My current work (writing leadership curriculum) means that I spend hours a day reading and writing about, essentially, what it means to be a Christian (the more I learn the more I am convinced that leading really means loving God and loving others, like Jesus said)... and it all always comes back to the reality that I, on my own, am completely and utterly selfish, but that because of Christ's life, death, and resurrection, I am forgiven and that because of that I am called to love and serve others. It's always all about the cross, really... AND, it's all about what He does in me, not what I do.

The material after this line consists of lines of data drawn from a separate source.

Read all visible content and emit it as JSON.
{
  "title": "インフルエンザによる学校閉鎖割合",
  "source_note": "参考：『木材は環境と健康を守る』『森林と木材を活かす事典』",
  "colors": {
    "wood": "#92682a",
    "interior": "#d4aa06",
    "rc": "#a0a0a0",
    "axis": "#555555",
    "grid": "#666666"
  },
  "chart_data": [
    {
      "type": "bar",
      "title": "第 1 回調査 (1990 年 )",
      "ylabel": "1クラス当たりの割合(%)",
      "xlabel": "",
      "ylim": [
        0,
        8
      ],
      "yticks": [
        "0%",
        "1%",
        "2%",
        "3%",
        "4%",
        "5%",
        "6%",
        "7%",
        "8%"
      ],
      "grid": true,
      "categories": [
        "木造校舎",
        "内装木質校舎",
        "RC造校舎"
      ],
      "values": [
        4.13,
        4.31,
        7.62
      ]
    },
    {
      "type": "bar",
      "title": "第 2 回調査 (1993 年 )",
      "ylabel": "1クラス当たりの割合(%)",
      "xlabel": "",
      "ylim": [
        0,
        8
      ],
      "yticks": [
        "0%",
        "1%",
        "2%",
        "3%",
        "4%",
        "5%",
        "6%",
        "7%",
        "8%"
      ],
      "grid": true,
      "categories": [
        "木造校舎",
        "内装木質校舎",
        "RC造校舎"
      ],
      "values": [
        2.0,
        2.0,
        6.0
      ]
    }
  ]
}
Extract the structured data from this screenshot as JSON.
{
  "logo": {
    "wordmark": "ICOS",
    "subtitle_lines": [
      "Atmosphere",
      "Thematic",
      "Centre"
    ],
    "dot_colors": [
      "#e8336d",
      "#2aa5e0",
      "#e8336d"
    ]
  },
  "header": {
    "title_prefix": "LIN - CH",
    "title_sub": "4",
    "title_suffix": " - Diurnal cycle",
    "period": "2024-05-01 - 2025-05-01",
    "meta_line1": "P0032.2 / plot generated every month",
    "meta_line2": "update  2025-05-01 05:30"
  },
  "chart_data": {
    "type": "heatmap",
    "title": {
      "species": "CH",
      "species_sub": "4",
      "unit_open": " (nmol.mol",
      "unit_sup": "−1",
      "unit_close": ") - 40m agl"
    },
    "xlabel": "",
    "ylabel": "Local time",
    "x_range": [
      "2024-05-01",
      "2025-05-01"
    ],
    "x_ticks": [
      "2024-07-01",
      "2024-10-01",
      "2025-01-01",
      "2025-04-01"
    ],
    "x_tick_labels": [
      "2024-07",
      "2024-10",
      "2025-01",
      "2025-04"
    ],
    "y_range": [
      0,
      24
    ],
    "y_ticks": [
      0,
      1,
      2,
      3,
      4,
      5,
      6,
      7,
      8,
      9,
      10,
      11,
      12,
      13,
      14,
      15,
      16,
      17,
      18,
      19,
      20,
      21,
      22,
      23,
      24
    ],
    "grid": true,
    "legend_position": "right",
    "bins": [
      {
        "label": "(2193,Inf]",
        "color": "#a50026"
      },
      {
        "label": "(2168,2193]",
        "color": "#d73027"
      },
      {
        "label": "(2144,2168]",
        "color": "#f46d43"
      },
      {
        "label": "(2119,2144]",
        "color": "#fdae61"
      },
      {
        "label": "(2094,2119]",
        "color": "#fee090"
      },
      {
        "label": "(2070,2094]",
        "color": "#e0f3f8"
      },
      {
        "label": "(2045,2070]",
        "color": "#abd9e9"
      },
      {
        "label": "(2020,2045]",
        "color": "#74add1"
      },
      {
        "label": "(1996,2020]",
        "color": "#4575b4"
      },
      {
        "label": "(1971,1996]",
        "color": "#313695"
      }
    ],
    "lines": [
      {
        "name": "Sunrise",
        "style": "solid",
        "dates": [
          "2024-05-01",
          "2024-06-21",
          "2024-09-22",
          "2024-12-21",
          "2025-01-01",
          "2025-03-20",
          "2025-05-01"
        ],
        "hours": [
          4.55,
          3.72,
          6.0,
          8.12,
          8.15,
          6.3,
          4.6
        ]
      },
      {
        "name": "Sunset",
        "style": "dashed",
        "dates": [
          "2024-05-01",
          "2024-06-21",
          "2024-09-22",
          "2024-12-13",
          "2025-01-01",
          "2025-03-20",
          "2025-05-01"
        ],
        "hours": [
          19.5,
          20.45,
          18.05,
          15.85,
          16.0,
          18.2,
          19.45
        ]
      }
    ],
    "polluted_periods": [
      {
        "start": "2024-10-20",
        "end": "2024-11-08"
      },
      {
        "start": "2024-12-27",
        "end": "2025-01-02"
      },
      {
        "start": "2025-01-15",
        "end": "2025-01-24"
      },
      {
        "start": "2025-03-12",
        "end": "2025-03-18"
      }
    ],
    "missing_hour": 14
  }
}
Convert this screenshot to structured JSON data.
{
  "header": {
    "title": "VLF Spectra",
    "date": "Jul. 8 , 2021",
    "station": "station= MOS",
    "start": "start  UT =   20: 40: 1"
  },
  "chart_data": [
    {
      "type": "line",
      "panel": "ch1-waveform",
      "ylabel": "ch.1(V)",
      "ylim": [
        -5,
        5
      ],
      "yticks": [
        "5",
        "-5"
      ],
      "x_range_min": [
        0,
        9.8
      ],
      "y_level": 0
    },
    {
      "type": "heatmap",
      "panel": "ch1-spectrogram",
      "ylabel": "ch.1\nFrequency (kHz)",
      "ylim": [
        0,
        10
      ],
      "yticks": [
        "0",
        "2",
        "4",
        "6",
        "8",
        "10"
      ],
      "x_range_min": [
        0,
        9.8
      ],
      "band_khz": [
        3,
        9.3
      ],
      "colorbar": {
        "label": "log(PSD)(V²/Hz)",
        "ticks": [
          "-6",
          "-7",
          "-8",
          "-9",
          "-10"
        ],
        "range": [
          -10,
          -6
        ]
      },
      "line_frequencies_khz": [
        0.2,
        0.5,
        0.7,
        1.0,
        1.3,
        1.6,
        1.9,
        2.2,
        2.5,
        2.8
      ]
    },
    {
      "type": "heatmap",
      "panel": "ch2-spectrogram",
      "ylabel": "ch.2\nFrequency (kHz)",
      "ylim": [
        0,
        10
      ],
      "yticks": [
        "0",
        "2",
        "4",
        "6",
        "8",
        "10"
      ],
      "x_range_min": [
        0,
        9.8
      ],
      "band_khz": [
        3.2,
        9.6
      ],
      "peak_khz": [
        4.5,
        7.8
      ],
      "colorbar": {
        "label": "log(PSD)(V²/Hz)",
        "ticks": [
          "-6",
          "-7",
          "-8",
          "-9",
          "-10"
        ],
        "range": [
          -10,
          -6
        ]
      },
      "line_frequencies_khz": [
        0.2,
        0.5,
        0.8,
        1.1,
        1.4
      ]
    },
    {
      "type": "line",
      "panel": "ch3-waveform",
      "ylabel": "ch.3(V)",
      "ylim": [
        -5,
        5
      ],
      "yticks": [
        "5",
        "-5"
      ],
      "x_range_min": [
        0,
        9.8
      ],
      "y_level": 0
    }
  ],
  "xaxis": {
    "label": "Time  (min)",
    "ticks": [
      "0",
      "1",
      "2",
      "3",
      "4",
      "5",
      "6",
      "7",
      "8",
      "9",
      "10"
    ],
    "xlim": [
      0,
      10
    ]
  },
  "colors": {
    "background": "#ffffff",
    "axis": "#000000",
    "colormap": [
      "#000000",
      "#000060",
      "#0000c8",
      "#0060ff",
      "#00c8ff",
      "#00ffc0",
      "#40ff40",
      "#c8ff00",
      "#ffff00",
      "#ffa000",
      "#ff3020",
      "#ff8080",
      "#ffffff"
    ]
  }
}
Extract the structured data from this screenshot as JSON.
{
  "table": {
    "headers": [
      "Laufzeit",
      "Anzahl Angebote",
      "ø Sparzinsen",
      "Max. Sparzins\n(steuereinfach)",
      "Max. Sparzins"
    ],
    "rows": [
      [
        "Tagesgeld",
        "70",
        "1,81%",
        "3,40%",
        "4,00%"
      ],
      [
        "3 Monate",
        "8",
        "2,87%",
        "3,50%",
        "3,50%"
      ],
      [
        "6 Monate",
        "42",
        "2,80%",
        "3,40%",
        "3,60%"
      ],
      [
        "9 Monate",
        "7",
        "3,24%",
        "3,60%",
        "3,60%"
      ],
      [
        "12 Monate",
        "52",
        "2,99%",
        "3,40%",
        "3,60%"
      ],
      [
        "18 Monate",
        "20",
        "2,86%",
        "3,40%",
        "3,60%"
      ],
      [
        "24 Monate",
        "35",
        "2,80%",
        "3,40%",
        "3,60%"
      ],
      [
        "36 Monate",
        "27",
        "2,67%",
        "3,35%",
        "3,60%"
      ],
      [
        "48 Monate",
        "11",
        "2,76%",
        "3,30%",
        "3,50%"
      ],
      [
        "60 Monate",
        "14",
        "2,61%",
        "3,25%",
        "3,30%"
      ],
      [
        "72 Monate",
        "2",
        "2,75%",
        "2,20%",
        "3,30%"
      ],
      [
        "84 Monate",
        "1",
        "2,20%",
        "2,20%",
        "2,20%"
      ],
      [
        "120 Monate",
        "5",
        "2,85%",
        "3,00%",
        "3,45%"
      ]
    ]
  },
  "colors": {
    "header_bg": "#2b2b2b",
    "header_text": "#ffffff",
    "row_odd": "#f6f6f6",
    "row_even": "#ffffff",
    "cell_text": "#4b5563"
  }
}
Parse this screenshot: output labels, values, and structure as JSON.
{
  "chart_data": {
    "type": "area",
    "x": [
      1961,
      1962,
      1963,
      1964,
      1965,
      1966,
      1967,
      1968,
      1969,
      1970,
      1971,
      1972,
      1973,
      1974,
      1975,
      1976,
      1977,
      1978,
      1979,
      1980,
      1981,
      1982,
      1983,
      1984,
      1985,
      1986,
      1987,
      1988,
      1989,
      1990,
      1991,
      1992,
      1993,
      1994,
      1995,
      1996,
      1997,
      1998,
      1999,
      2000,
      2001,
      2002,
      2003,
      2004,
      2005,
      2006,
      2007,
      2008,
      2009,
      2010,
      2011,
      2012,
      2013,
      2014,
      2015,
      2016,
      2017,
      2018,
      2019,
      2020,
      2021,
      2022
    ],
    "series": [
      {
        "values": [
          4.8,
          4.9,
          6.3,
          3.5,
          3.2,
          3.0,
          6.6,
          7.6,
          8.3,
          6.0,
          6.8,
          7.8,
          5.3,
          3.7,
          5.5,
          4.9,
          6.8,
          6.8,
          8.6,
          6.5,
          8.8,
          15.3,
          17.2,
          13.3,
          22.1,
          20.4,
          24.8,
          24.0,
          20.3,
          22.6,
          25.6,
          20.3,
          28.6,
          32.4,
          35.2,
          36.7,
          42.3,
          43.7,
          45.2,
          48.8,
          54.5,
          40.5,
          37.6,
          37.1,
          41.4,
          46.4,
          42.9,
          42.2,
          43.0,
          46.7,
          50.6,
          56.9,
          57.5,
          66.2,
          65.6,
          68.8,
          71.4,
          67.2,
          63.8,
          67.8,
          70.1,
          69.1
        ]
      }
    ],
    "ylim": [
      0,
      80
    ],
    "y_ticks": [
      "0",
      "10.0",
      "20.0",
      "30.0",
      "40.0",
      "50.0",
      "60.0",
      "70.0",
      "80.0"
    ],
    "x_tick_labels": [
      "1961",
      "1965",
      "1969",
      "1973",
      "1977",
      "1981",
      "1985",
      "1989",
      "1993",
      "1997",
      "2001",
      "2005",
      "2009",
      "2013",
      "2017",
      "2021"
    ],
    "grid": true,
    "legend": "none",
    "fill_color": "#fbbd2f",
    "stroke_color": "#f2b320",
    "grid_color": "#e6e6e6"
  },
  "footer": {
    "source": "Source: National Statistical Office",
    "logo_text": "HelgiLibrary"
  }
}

I was reading again in Devotional Classics this morning and wanted to share with you a little excerpt from a prayer by Lancelot Andrews, a chaplain to Queen Elizabeth (the first) and apologist for King James I. In all of this decision-making, life-direction stuff, this should be my prayer.
I will lift up my hands into your commandments which I have loved. Open my eyes and I shall see, incline my heart and I shall desire, order my steps and I shall walk in the way of your commandments...
Grant me to worship you and serve you according to your commandments; with truth in my spirit, with reverence in my body, with the blessing upon my lips - bot in private and in public...
Hedge up my way, O Lord, with thorns that I may avoid the false path of vanity. Hold me steady with the bit and the bridle so that I do not pull away from you. O Lord, compel me to come to you...
Help me to receive faith from his miraculous conception, humility from his lowly birth, patience from his suffering, power to crucify the sin in my life from his Cross, burial of all my evil thoughts in good works from his burial. Grant that I might be able to meditate on hell from his descent, to find newness of life in his resurrection, to set my mind on things above from his ascension, to judge myself in preparation of his returning judgment.